List of Functions Supported by Regular Expressions

FunctionDescription
RLIKEUsed to check if a string matches a specified regular expression pattern.
REGEXP_EXTRACTExtracts matching text from an input string (str) using a specified regular expression (regexp).
REGEXP_EXTRACT_ALLUsed to extract all substrings from a string that match a regular expression.
REGEXP_REPLACEFinds all substrings in string str that match the regular expression regexp and replaces them with the specified string rep.

Instructions

The regular expression engine used by Lakehouse is re2:

  • POSIX Character Classes: Allows the use of character classes like [[:alnum:]].
  • Backslash Sequences: Includes \d (digit), \D (non-digit), \s (whitespace), \S (non-whitespace), \w (word character), \W (non-word character), \b (word boundary), and \B (non-word boundary).
  • POSIX Wildcards: Such as . (matches any single character) and * (matches zero or more occurrences of the preceding element).
  • Unicode Support: All regular expression functions support Unicode characters.

Handling Escape Characters

When using string literals in SQL statements, if they contain backslash sequences or metacharacters (such as \d, \s, *, ?), these escape characters will be automatically escaped. For example, the output of SELECT '\\' AS col; will be \. For values actually stored in the table as \\, no escaping will occur; only string literals undergo this escaping.
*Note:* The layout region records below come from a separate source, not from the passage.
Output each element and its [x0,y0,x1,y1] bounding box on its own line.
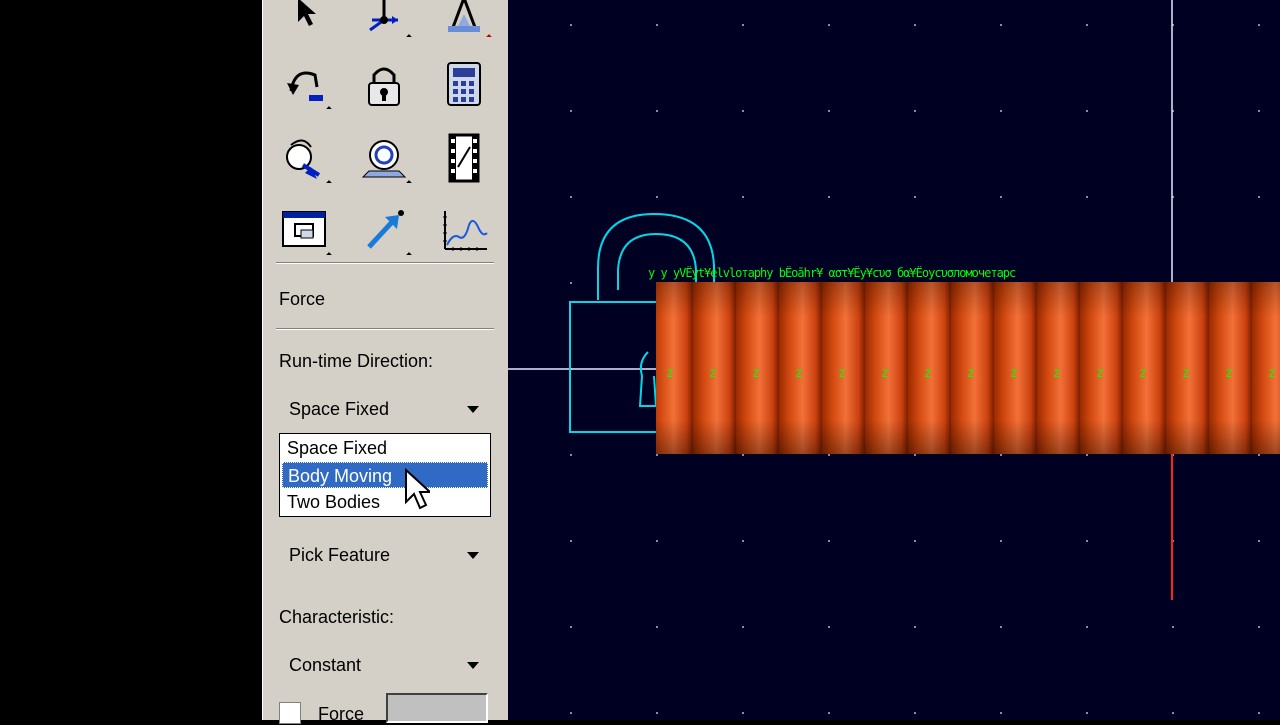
left-black-margin [0,0,262,720]
chevron-down-icon[interactable] [467,406,479,413]
coordinate-axes-icon[interactable] [354,0,414,42]
characteristic-value: Constant [289,655,362,675]
force-checkbox[interactable] [279,702,301,724]
option-body-moving[interactable]: Body Moving [282,462,488,488]
z-axis-label: z [1053,366,1061,381]
select-arrow-icon[interactable] [274,0,334,42]
section-title: Force [279,289,326,309]
z-axis-label: z [709,366,717,381]
camera-icon[interactable] [354,128,414,188]
vector-arrow-icon[interactable] [354,200,414,260]
rotate-undo-icon[interactable] [274,54,334,114]
z-axis-label: z [1182,366,1190,381]
toolbar-separator [276,262,494,264]
coil-segment [656,282,693,454]
characteristic-select[interactable]: Constant [279,645,489,685]
z-axis-label: z [881,366,889,381]
z-axis-label: z [1268,366,1276,381]
runtime-direction-label: Run-time Direction: [279,351,434,371]
film-icon[interactable] [434,128,494,188]
z-axis-label: z [752,366,760,381]
z-axis-label: z [1139,366,1147,381]
z-axis-label: z [1096,366,1104,381]
pick-feature-value: Pick Feature [289,545,391,565]
characteristic-label: Characteristic: [279,607,395,627]
joint-icon[interactable] [434,0,494,42]
runtime-direction-value: Space Fixed [289,399,390,419]
rotate-view-icon[interactable] [274,128,334,188]
calculator-icon[interactable] [434,54,494,114]
mouse-cursor-icon [405,468,430,510]
chevron-down-icon[interactable] [467,662,479,669]
runtime-direction-dropdown: Space Fixed Body Moving Two Bodies [279,433,491,517]
plot-graph-icon[interactable] [434,200,494,260]
z-axis-label: z [924,366,932,381]
option-two-bodies[interactable]: Two Bodies [282,489,488,515]
dialog-icon[interactable] [274,200,334,260]
canvas-overlay-text: y y yVЁyt¥elvloтaphy bЁoāhr¥ αστ¥Ёy¥сυσ … [648,266,1016,280]
lock-icon[interactable] [354,54,414,114]
force-value-field[interactable] [386,693,488,723]
option-space-fixed[interactable]: Space Fixed [282,435,488,461]
runtime-direction-select[interactable]: Space Fixed [279,389,489,429]
graphics-canvas[interactable]: y y yVЁyt¥elvloтaphy bЁoāhr¥ αστ¥Ёy¥сυσ … [508,0,1280,720]
z-axis-label: z [1010,366,1018,381]
force-checkbox-label: Force [318,704,365,724]
z-axis-label: z [795,366,803,381]
pick-feature-select[interactable]: Pick Feature [279,535,489,575]
z-axis-label: z [967,366,975,381]
z-axis-label: z [838,366,846,381]
z-axis-label: z [1225,366,1233,381]
chevron-down-icon[interactable] [467,552,479,559]
z-axis-label: z [666,366,674,381]
section-separator [276,328,494,330]
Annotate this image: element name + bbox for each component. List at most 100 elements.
Therefore, when writing regular expressions that need to match these special sequences, additional escape characters need to be added. For example:

-- In string literals, backslash sequences will be automatically escaped
SELECT '\\\\' as col1, '\\' as col2;
+------+------+
| col1 | col2 |
+------+------+
| \\   | \    |
+------+------+
-- If \\ is stored in the table, there will be no automatic escaping
CREATE TABLE test_regex(col STRING);
INSERT INTO test_regex VALUES('\\');
SELECT * FROM test_regex;
+-----+
| col |
+-----+
| \\  |
+-----+

When using regular expressions for matching, it is necessary to escape strings that contain backslash sequences or metacharacters:

SELECT col, RLIKE(col, '\\\\') FROM test_regex;
+-----+---------------------+
| col | RLIKE(col, '\\\\') |
+-----+---------------------+
| \\  | TRUE                |
+-----+---------------------+

Usage of String Prefix r

To avoid manually handling escape characters when it is uncertain when they are needed, Lakehouse supports adding the r prefix to strings, indicating that escape characters in the string will not be escaped and can be directly input into the regular expression for execution. This way, users can write regular expressions as usual without worrying about SQL engine translation issues. For example:

-- Use the r prefix to match data in the table
SELECT col, RLIKE(col, r'\\') FROM test_regex;
+-----+---------------------+
| col | RLIKE(col, '\\\\') |
+-----+---------------------+
| \\  | TRUE                |
+-----+---------------------+
-- Use the r prefix to match string constants
SELECT RLIKE(r'%SystemDrive%\Users\John', r'%SystemDrive%\\Users.*') as res;
+------+
| res  |
+------+
| TRUE |
+------+
-- Regular expression matching without using the r prefix
SELECT r'%SystemDrive%\Users\John' rlike '%SystemDrive\\\\\Users.*';
+------+
| res  |
+------+
| true |
+------+

By using the r prefix, Lakehouse simplifies the use of regular expressions, making text matching and data processing more intuitive and efficient.